CO-59 Denial Code: Paid at a reduced rate under multiple-procedure rules
The payer cut payment on this line because more than one procedure was billed for the same session, and pricing rules reduce the secondary procedures. It is usually a correct reduction, not a denial of the service.
- Group code
- CO - Contractual Obligation
- Code type
- CARC
- Billable to patient?
- No - contractual write-off
- Appealable?
- No - reprocessing only if misapplied
- Category
- Fee Schedule & Pricing
CAS*CO*59*125.00On a paper EOB it shows as CO-59.What CO-59 means
CO-59 appears when a payer prices a claim under multiple-procedure or concurrent-service rules: the highest-valued procedure pays in full, and additional procedures from the same session pay at a reduced percentage.
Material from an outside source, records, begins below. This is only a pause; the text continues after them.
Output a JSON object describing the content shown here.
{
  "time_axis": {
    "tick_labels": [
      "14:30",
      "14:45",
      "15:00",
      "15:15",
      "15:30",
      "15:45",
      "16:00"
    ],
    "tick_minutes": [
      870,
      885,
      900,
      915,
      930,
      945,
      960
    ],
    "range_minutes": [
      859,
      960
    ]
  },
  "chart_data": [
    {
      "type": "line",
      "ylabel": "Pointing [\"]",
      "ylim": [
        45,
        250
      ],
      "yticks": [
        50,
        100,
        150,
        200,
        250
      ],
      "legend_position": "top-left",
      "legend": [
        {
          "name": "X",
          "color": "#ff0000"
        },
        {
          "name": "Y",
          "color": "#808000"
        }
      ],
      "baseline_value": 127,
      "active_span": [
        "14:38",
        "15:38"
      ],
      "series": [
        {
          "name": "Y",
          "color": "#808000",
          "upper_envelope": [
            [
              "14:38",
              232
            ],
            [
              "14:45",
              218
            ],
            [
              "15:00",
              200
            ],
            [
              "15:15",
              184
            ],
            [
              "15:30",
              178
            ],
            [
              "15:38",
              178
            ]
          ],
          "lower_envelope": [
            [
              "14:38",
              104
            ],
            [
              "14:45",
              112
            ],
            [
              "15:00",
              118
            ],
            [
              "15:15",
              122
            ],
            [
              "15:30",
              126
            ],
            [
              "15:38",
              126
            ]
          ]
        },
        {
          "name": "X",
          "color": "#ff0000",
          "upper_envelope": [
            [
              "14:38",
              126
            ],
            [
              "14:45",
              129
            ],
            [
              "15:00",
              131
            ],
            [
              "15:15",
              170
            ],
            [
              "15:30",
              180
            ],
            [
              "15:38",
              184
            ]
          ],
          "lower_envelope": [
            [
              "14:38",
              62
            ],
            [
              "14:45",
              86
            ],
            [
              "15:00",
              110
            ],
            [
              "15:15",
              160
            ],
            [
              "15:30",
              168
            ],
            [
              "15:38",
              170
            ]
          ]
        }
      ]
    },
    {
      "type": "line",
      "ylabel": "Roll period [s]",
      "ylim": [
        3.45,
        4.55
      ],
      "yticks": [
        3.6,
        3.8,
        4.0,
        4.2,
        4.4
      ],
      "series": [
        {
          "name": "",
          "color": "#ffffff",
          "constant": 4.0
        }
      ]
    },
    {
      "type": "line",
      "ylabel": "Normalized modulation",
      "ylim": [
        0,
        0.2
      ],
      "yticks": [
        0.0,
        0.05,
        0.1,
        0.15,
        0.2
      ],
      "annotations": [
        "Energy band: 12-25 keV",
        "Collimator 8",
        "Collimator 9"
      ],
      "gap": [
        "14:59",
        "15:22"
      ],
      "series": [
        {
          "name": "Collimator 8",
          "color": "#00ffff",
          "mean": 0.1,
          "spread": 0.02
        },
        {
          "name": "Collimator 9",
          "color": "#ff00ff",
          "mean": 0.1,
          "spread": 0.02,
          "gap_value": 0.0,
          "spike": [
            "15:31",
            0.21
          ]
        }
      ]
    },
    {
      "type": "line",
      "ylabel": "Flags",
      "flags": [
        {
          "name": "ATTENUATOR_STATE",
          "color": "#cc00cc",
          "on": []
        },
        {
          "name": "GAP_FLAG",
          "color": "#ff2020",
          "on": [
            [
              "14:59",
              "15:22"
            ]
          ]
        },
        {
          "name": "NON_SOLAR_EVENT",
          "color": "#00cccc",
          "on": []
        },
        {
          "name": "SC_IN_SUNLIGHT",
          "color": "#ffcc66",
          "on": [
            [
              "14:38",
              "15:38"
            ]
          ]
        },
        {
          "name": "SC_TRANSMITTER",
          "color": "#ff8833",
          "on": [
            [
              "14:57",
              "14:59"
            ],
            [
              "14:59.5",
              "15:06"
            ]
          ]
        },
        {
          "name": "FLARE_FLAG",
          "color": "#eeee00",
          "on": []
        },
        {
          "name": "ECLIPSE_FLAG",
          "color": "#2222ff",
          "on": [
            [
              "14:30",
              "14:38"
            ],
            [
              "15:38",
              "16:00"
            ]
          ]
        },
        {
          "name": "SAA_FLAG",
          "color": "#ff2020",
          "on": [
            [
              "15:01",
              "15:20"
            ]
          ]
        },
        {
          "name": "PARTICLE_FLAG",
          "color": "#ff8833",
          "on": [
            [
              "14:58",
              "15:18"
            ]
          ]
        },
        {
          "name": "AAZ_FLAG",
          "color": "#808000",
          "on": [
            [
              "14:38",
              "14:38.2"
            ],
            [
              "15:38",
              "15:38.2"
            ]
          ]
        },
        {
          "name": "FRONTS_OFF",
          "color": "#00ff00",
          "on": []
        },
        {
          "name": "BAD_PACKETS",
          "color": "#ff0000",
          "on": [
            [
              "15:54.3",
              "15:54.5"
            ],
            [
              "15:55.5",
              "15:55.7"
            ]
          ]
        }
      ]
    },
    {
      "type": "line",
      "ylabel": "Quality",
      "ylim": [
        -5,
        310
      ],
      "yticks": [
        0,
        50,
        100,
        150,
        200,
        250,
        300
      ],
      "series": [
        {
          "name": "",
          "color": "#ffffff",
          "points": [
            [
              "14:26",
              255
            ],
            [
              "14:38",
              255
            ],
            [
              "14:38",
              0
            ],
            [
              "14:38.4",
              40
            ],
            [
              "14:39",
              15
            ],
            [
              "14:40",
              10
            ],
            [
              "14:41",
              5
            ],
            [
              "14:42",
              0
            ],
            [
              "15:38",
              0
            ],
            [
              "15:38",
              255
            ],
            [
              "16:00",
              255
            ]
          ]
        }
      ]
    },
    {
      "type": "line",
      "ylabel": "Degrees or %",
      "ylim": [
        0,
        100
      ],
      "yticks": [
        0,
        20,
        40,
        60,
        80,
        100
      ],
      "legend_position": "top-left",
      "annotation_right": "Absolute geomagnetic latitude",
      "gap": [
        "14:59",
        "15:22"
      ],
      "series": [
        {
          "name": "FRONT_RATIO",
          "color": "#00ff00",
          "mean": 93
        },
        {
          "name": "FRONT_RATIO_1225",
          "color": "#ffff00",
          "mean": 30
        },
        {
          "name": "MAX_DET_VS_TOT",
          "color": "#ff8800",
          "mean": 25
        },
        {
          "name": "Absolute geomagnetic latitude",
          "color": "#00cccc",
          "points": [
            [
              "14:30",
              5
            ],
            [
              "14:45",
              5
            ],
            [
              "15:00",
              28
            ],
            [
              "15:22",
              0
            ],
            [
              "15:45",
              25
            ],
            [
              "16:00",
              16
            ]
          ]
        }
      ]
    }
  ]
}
Medicare applies this through the Multiple Procedure Payment Reduction (MPPR) for surgery, the technical component of imaging, and therapy services; concurrent anesthesia has its own version of the same logic. The service itself was allowed - the line just paid at the ranked-down rate - and as a CO adjustment the difference is a write-off, not a patient bill. The real work is verification: if the payer ranked the wrong procedure as primary or applied the reduction to an exempt code, the claim is quietly underpaid.
Common causes
- Multiple surgical procedures were billed for the same session, so subsequent procedures paid at the payer's reduced percentage.
- MPPR was applied to the technical component of multiple imaging studies performed in one encounter.
- Therapy services hit the MPPR reduction on the practice-expense portion of second and later units or codes.
- Concurrent anesthesia pricing rules reduced the anesthesia payment.
- The payer ranked the wrong procedure as primary, reducing the higher-valued code instead of the lower one.
- The reduction was applied to a code that is exempt from multiple-procedure rules.
How to fix it
- Pull the remittance and identify exactly which lines were reduced and at what percentage.
- Verify the ranking: the highest-allowed procedure should have paid in full. Compare against the payer's fee schedule or Medicare RVUs.
- Check whether any reduced code is exempt from multiple-procedure rules (for example, modifier 51-exempt codes).
- If the ranking or percentage is wrong, contact the payer and request reprocessing with the corrected ranking - include the fee schedule math.
- Check the 835 remittance for a Healthcare Policy Identification entry (the REF in loop 2110), which can point to the exact pricing policy the payer applied.
- If the reduction was applied correctly, post the contractual write-off.
How to prevent it
- Know each major payer's multiple-procedure percentages so expected reimbursement for multi-procedure sessions is modeled before posting.
- Set payment-posting rules that flag variances on multi-procedure claims instead of auto-writing them off.
- Keep fee schedules current so ranking errors are catchable at posting.
- Do not split procedures across claims or dates to dodge the reduction - payers detect it and it invites audit risk.